I was reading HuffingtonPost yesterday and came across this article on Type A personalities. I laughed and shared it with my friends because it was so like me (except the fatalism part, I tend not to obsess over nightmare scenarios and am an eternal optimist). But I do embody many Type A and perfectionist qualities, such as impatience, stubbornness, and frequent multitasking. And, as you'll learn in some of my upcoming posts, I am a ruthless time and task manager.
I struggle to think of my days with any perspective other than a race to conquer my never-ending to-do list. However, just like Sisyphus and his rock, the tasks keep mounting and I keep plowing through them. On a Monday, I challenge myself to check off as many tasks as possible to add a buffer to the remainder of my week. I recycle emails in an effort to write something well once and reuse it. On a weekend, I try to defy the space-time continuum, dropping off a donation to Savers (and shopping a little), sailing through the grocery store, then getting back in time for the plumber to install the garbage disposal.
In an effort to break out of my habits, I did 2 things differently this week. At work, when I would have used a boilerplate email to get updates from 7 colleagues on the same project, I paused. I pictured each colleague at his desk in Atlanta, London, Milan, Bellevue, Baton Rouge, Herzliya, and Paris. I crafted each message to what I knew about the person, and tried to cater each message to that person in that moment. It took a little longer, sure, but I was more satisfied with the result. I had made a human connection, not just checked off a box.
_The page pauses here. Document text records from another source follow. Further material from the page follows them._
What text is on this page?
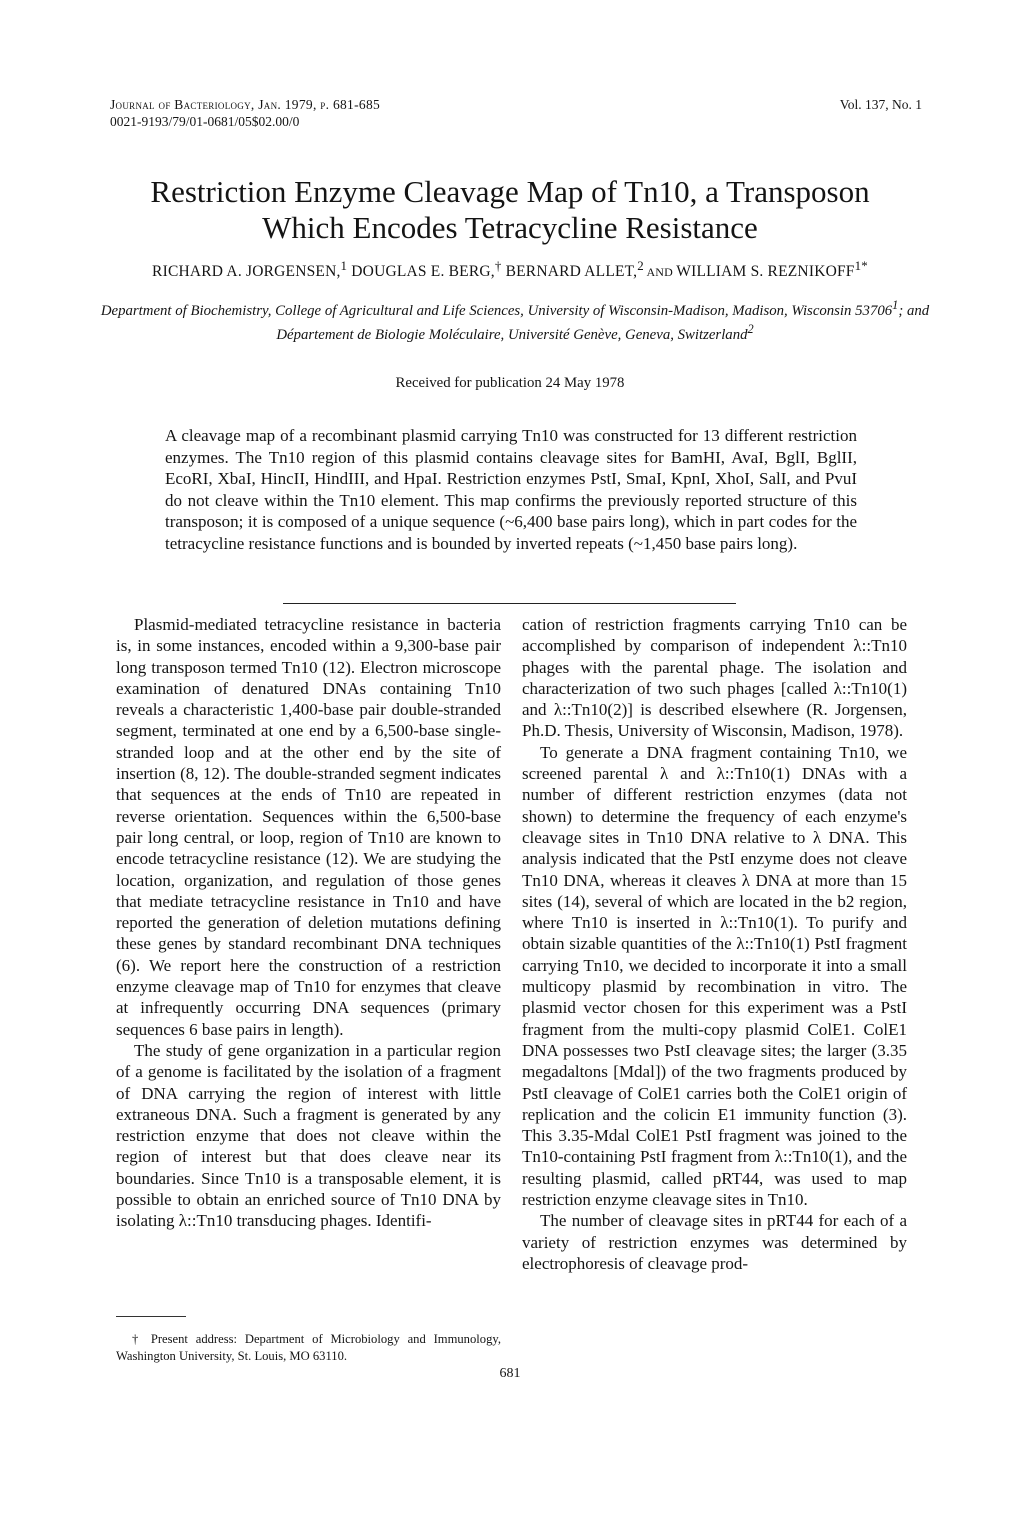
Journal of Bacteriology, Jan. 1979, p. 681-685
0021-9193/79/01-0681/05$02.00/0
Vol. 137, No. 1
Restriction Enzyme Cleavage Map of Tn10, a Transposon
Which Encodes Tetracycline Resistance
RICHARD A. JORGENSEN,$^1$ DOUGLAS E. BERG,† BERNARD ALLET,$^2$ AND WILLIAM S. $REZNIKOFF^{1*}$
Department of Biochemistry, College of Agricultural and Life Sciences, University of Wisconsin-Madison, Madison, Wisconsin 53706$^1$; and Département de Biologie Moléculaire, Université Genève, Geneva, Switzerland$^2$
Received for publication 24 May 1978
A cleavage map of a recombinant plasmid carrying Tn10 was constructed for 13 different restriction enzymes. The Tn10 region of this plasmid contains cleavage sites for BamHI, AvaI, BglI, BglII, EcoRI, XbaI, HincII, HindIII, and HpaI. Restriction enzymes PstI, SmaI, KpnI, XhoI, SalI, and PvuI do not cleave within the Tn10 element. This map confirms the previously reported structure of this transposon; it is composed of a unique sequence (~6,400 base pairs long), which in part codes for the tetracycline resistance functions and is bounded by inverted repeats (~1,450 base pairs long).

Plasmid-mediated tetracycline resistance in bacteria is, in some instances, encoded within a 9,300-base pair long transposon termed Tn10 (12). Electron microscope examination of denatured DNAs containing Tn10 reveals a characteristic 1,400-base pair double-stranded segment, terminated at one end by a 6,500-base single-stranded loop and at the other end by the site of insertion (8, 12). The double-stranded segment indicates that sequences at the ends of Tn10 are repeated in reverse orientation. Sequences within the 6,500-base pair long central, or loop, region of Tn10 are known to encode tetracycline resistance (12). We are studying the location, organization, and regulation of those genes that mediate tetracycline resistance in Tn10 and have reported the generation of deletion mutations defining these genes by standard recombinant DNA techniques (6). We report here the construction of a restriction enzyme cleavage map of Tn10 for enzymes that cleave at infrequently occurring DNA sequences (primary sequences 6 base pairs in length).

The study of gene organization in a particular region of a genome is facilitated by the isolation of a fragment of DNA carrying the region of interest with little extraneous DNA. Such a fragment is generated by any restriction enzyme that does not cleave within the region of interest but that does cleave near its boundaries. Since Tn10 is a transposable element, it is possible to obtain an enriched source of Tn10 DNA by isolating λ::Tn10 transducing phages. Identifi-

cation of restriction fragments carrying Tn10 can be accomplished by comparison of independent λ::Tn10 phages with the parental phage. The isolation and characterization of two such phages [called λ::Tn10(1) and λ::Tn10(2)] is described elsewhere (R. Jorgensen, Ph.D. Thesis, University of Wisconsin, Madison, 1978).

To generate a DNA fragment containing Tn10, we screened parental λ and λ::Tn10(1) DNAs with a number of different restriction enzymes (data not shown) to determine the frequency of each enzyme's cleavage sites in Tn10 DNA relative to λ DNA. This analysis indicated that the PstI enzyme does not cleave Tn10 DNA, whereas it cleaves λ DNA at more than 15 sites (14), several of which are located in the b2 region, where Tn10 is inserted in λ::Tn10(1). To purify and obtain sizable quantities of the λ::Tn10(1) PstI fragment carrying Tn10, we decided to incorporate it into a small multicopy plasmid by recombination in vitro. The plasmid vector chosen for this experiment was a PstI fragment from the multi-copy plasmid ColE1. ColE1 DNA possesses two PstI cleavage sites; the larger (3.35 megadaltons [Mdal]) of the two fragments produced by PstI cleavage of ColE1 carries both the ColE1 origin of replication and the colicin E1 immunity function (3). This 3.35-Mdal ColE1 PstI fragment was joined to the Tn10-containing PstI fragment from λ::Tn10(1), and the resulting plasmid, called pRT44, was used to map restriction enzyme cleavage sites in Tn10.

The number of cleavage sites in pRT44 for each of a variety of restriction enzymes was determined by electrophoresis of cleavage prod-

† Present address: Department of Microbiology and Immunology, Washington University, St. Louis, MO 63110.
681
The second came when I had the pleasure of a quiet lunch out by myself. Normally I come armed with a book and my iPhone, eager to immerse myself in another world. On this day, however, I sat quietly, savoring the food, noticing its temperature, consistency, flavor. I sipped chai tea and enjoyed the navaratan korma. I reacted to the music, favoring the Bollywood hits to the traditional style Indian music. I imagined the conversations of the friends seated 2 tables away, and invented stories about the life of the other sole patron. I had a few moments where I wanted to reach for my phone and scan my Facebook or Twitter feeds, but I resisted. And breathed.
Am I going to become a laid-back, relaxed, go with the flow type of person? Never in a million years; it defies my identity. But more and more, I am learning to enjoy small pleasures such as a genuine email thank you from a colleague. Or sitting quietly with my thoughts rather than worry about what else I want to accomplish that day. My worth and contributions are so much more than a series of checked-off boxes.